ALAIN LARCAN, CHARLES DE GAULLE. ITINÉRAIRES INTELLECTUELS ET SPIRITUELS
Conseil international de la langue française. Presses universitaires de Nancy, 1993.

par Jean d’Escrienne

Comment ne pas être frappé d’étonnement et d’admiration à la lecture de l’ouvrage magistral du professeur Larcan !

L’ampleur du travail accompli, la dimension historique du « personnage » en cause, l’étendue de son érudition et de ses connaissances, le souci évident et constant de ne rien oublier et de tout vérifier : voilà assurément ce qui, d’abord, saute aux yeux du lecteur.

La somme de connaissances que l’on découvre est telle qu’il n’est – hélas – guère possible de faire une analyse, ou même un simple résumé de l’ouvrage sans risque d’amputer ou d’altérer celui-ci.
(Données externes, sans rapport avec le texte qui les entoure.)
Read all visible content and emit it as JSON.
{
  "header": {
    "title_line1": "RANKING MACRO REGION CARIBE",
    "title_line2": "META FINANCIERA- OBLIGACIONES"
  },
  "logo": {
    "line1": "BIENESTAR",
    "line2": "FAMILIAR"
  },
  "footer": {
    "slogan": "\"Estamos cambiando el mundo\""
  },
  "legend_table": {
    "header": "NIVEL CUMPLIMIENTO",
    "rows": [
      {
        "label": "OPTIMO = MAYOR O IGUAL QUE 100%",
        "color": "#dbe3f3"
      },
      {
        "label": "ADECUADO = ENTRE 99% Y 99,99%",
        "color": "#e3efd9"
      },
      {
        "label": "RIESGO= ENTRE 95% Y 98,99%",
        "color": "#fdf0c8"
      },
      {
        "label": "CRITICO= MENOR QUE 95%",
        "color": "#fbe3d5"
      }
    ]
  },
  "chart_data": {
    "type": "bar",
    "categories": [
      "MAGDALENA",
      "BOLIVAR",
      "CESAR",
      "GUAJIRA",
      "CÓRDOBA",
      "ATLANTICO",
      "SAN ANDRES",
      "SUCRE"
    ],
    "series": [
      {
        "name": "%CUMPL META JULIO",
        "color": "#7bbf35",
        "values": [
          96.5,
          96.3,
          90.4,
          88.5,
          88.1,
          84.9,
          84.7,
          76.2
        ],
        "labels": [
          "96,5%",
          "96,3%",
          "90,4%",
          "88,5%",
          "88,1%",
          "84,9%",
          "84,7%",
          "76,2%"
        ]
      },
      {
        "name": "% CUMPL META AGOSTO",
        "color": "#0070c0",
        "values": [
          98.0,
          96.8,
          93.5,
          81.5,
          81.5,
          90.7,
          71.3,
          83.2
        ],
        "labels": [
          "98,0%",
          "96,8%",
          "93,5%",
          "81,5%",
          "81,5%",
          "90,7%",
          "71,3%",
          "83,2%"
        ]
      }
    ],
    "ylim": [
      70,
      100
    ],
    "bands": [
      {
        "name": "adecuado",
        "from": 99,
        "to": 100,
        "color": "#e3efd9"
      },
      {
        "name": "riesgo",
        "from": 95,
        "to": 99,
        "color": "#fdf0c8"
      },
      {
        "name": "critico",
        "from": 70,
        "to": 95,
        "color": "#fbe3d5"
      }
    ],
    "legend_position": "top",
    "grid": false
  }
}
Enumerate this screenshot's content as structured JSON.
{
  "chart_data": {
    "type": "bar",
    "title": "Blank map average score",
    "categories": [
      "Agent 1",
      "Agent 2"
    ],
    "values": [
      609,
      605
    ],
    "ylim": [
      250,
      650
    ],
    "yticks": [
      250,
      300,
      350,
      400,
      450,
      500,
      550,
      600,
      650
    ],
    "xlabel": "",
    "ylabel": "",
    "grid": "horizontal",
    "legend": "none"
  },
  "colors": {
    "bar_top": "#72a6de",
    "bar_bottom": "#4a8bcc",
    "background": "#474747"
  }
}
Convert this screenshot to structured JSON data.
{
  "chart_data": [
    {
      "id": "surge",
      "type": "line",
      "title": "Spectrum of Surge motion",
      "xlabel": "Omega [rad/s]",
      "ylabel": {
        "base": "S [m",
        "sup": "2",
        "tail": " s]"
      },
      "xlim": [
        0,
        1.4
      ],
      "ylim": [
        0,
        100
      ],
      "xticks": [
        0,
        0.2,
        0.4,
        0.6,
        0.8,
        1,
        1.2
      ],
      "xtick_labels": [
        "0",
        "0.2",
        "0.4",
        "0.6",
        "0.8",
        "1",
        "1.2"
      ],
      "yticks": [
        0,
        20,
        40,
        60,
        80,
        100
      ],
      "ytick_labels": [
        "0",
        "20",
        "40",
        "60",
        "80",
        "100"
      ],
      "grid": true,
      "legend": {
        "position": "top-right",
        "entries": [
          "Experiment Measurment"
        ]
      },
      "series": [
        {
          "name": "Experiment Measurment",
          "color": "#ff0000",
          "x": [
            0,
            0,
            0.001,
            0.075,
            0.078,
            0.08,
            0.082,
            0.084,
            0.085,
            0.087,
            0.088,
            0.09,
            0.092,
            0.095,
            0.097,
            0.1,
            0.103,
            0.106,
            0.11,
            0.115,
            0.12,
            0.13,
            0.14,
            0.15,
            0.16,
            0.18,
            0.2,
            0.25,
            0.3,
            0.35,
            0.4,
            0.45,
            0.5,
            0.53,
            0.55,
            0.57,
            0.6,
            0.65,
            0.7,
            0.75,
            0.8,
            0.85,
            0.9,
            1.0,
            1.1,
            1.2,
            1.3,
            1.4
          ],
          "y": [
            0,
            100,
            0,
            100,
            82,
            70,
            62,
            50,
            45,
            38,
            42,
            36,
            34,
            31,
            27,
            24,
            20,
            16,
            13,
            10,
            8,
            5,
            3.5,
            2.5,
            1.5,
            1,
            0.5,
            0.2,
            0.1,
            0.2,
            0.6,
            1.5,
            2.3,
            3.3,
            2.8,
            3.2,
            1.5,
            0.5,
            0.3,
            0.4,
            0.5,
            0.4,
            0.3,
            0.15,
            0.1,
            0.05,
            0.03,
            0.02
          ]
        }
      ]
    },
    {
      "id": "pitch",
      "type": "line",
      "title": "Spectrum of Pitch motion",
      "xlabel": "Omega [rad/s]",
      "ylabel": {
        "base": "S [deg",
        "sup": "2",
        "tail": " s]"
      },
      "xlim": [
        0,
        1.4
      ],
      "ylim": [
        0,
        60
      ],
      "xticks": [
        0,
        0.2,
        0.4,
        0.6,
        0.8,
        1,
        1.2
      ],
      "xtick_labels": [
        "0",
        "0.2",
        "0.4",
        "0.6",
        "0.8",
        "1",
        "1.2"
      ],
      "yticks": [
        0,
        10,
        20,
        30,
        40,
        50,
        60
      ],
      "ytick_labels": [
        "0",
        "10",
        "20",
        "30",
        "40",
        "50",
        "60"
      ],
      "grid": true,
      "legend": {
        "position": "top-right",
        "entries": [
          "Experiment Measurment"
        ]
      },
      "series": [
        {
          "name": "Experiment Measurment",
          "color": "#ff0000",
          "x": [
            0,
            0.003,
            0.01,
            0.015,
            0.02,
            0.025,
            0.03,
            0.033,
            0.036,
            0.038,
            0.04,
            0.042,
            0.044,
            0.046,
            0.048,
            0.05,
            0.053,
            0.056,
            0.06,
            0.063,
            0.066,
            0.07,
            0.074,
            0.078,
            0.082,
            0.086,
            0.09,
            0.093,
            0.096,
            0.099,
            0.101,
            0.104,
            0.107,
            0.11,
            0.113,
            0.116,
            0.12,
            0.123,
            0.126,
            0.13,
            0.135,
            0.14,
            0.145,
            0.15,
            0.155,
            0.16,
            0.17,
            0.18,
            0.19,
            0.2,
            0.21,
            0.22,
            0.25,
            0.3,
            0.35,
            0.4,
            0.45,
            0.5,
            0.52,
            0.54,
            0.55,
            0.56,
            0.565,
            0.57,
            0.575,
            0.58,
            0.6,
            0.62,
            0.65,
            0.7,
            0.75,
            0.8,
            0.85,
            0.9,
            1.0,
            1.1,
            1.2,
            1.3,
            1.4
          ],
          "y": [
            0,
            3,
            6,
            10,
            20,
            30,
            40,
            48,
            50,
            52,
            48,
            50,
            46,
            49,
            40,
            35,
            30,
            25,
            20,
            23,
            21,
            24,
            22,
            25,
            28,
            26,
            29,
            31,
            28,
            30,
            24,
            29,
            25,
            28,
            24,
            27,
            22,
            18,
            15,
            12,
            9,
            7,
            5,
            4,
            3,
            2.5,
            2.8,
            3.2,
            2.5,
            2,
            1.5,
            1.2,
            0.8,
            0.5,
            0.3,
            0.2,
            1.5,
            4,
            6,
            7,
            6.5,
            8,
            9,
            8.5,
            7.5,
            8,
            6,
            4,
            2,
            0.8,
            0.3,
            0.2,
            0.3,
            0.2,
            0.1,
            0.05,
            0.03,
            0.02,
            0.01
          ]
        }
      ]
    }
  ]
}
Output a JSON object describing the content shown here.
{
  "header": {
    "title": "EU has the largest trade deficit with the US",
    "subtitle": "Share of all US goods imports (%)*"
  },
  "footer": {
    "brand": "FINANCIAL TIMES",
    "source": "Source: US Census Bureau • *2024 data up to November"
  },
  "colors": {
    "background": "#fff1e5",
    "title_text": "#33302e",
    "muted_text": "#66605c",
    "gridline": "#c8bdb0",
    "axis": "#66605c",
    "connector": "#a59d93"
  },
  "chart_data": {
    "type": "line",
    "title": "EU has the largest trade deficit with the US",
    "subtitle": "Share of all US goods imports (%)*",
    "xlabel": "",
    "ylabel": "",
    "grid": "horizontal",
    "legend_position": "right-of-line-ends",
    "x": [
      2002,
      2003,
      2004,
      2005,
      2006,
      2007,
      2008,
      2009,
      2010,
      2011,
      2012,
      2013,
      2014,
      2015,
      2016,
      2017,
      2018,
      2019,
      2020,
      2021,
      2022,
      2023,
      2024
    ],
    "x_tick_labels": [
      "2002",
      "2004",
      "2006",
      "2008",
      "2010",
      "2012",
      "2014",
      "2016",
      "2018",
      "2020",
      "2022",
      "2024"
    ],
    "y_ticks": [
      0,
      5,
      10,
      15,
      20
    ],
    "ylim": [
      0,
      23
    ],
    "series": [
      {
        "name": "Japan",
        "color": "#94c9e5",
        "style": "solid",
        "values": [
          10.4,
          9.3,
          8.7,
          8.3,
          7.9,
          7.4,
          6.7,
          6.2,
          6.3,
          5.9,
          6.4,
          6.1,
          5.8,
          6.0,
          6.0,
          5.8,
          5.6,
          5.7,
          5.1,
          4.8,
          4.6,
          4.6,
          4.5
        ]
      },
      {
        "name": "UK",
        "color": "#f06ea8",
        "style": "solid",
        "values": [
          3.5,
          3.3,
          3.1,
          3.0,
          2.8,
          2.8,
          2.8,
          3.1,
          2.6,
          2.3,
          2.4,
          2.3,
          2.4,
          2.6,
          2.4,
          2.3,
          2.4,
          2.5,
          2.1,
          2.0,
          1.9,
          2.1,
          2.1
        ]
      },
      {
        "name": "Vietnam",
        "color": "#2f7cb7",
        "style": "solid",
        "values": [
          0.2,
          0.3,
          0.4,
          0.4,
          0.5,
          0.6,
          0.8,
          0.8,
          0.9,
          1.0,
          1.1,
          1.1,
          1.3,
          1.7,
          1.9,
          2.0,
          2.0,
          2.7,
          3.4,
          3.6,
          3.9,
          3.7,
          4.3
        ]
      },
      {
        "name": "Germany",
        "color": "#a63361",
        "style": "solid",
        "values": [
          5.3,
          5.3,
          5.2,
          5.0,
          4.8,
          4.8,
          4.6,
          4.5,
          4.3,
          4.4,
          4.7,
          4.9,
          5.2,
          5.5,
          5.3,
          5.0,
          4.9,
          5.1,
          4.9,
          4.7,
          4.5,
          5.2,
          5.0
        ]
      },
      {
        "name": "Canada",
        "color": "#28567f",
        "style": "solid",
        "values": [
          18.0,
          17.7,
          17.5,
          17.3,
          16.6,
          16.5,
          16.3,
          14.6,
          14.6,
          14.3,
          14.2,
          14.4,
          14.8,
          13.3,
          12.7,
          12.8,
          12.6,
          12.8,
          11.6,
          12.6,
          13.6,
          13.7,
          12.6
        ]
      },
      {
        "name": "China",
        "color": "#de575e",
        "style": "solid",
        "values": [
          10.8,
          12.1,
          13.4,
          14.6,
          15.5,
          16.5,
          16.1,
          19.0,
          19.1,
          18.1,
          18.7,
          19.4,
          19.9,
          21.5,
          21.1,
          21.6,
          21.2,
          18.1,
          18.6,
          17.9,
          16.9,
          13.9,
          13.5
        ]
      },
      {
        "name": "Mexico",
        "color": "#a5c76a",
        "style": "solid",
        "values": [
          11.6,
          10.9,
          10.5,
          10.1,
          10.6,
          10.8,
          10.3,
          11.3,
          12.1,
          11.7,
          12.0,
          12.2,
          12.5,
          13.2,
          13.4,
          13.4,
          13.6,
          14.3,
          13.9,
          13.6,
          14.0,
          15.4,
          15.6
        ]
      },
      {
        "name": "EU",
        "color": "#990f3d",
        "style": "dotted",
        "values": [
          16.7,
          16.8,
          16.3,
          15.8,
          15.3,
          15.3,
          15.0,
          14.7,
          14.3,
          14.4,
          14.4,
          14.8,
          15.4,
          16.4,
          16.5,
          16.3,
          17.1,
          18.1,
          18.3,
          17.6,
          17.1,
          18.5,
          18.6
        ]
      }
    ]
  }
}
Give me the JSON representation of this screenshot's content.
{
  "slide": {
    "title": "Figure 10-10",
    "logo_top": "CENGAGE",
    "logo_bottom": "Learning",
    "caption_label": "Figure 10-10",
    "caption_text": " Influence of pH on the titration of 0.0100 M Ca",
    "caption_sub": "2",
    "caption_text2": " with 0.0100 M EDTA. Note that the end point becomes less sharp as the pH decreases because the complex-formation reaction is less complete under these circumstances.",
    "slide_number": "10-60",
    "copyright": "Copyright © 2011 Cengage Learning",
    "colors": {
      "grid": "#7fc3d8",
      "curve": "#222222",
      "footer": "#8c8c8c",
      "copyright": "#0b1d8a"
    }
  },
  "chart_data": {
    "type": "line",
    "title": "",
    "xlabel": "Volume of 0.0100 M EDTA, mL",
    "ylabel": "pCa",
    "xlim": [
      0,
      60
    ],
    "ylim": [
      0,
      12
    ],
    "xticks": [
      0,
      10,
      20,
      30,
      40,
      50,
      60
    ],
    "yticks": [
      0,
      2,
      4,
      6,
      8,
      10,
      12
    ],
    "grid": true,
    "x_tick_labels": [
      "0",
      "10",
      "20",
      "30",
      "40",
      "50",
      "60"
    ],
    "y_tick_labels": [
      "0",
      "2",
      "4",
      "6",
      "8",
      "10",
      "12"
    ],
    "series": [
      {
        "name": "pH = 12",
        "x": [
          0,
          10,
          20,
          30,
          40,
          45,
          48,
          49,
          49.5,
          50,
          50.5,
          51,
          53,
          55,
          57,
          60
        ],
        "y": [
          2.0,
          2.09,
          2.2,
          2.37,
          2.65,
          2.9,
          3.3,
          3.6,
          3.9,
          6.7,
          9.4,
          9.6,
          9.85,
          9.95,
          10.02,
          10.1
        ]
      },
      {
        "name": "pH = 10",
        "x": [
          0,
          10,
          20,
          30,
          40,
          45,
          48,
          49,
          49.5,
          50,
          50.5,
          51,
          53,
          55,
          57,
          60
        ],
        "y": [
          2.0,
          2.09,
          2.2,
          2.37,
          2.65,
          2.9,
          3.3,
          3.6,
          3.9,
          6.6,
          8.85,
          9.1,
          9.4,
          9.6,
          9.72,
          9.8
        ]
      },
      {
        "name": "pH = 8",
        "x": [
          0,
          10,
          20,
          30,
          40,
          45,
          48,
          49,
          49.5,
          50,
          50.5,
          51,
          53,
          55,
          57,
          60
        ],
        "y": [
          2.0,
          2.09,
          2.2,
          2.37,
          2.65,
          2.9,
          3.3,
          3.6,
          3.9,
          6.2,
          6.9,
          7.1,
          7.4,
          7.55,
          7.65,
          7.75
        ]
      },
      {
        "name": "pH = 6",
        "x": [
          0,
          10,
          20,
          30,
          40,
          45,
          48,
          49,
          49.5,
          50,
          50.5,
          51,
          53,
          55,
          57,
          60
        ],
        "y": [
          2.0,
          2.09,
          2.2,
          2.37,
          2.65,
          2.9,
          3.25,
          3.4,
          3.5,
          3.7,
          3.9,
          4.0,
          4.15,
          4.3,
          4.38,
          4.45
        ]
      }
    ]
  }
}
En vérité, il faut lire ce livre.

Le titre est parfaitement explicite. Alain Larcan guide son lecteur sur les pas de Charles de Gaulle. Ensemble, ils cheminent de l’Antiquité à nos jours à la rencontre des philosophes, des historiens, des dramaturges et des poètes, des critiques et des romanciers de tous les âges et de nombreux pays. L’intérêt est évident de constater, en chacun d’eux, ce que de Gaulle a connu, a aimé ou n’a pas aimé, ce que chacun a pu lui apporter ou lui inspirer. Quelquefois, on assiste, ou on a l’impression d’assister, à un véritable dialogue entre le Général et celui dont il découvre la pensée ou les idées. Ainsi, le professeur Larcan a-t-il écrit un livre non seulement instructif, mais, souvent, vivant et plein d’attrait !

Avant d’entamer cet itinéraire parmi les maîtres à penser et auteurs divers, il convient bien sûr de « camper » le héros. C’est bien pourquoi est d’abord mise en lumière la formation intellectuelle et morale de Charles de Gaulle, ce qu’il a pensé et écrit, sa personnalité (intelligence, logique, raison, mémoire, instruction, volonté…), son caractère, ses idées (de l’autorité au prestige…), ses conceptions et expressions jusque dans le domaine religieux.

Après cela commence l’étonnant cheminement. De Gaulle est familier de la tragédie antique et connaît Eschyle, Sophocle, Euripide, côtoie les philosophes Socrate, Platon, Aristote ; les historiens Xénophon, Polybe, Plutarque lui sont aussi connus. De tous, on trouve des analyses et des citations sous sa propre plume.

Il en est de même des latins qu’il a traduit dans sa jeunesse et cite dans ses ouvrages ou que l’on retrouve dans Lettres, Notes et Carnets, philosophes, orateurs, penseurs, poètes, historiens : Lucrèce, Cicéron, Horace, Virgile, Ovide et encore Epictète, Marc-Aurèle, Septime, Sévère, Saluste, Juvénal, Tacite et naturellement césar, dans la Guerre des Gaules.

Toujours dans l’Antiquité, on est évidemment surpris de trouver sous la plume du capitaine de Gaulle, lors de sa captivité durant la Première guerre mondiale, des notes de lecture concernant le brahame Krishna, le dieu Vishnu, Lao Tseu, le Talmud et le Coran. Cela suivit d’ailleurs de citations de l’Evangile, de saint Paul et de saint Augustin.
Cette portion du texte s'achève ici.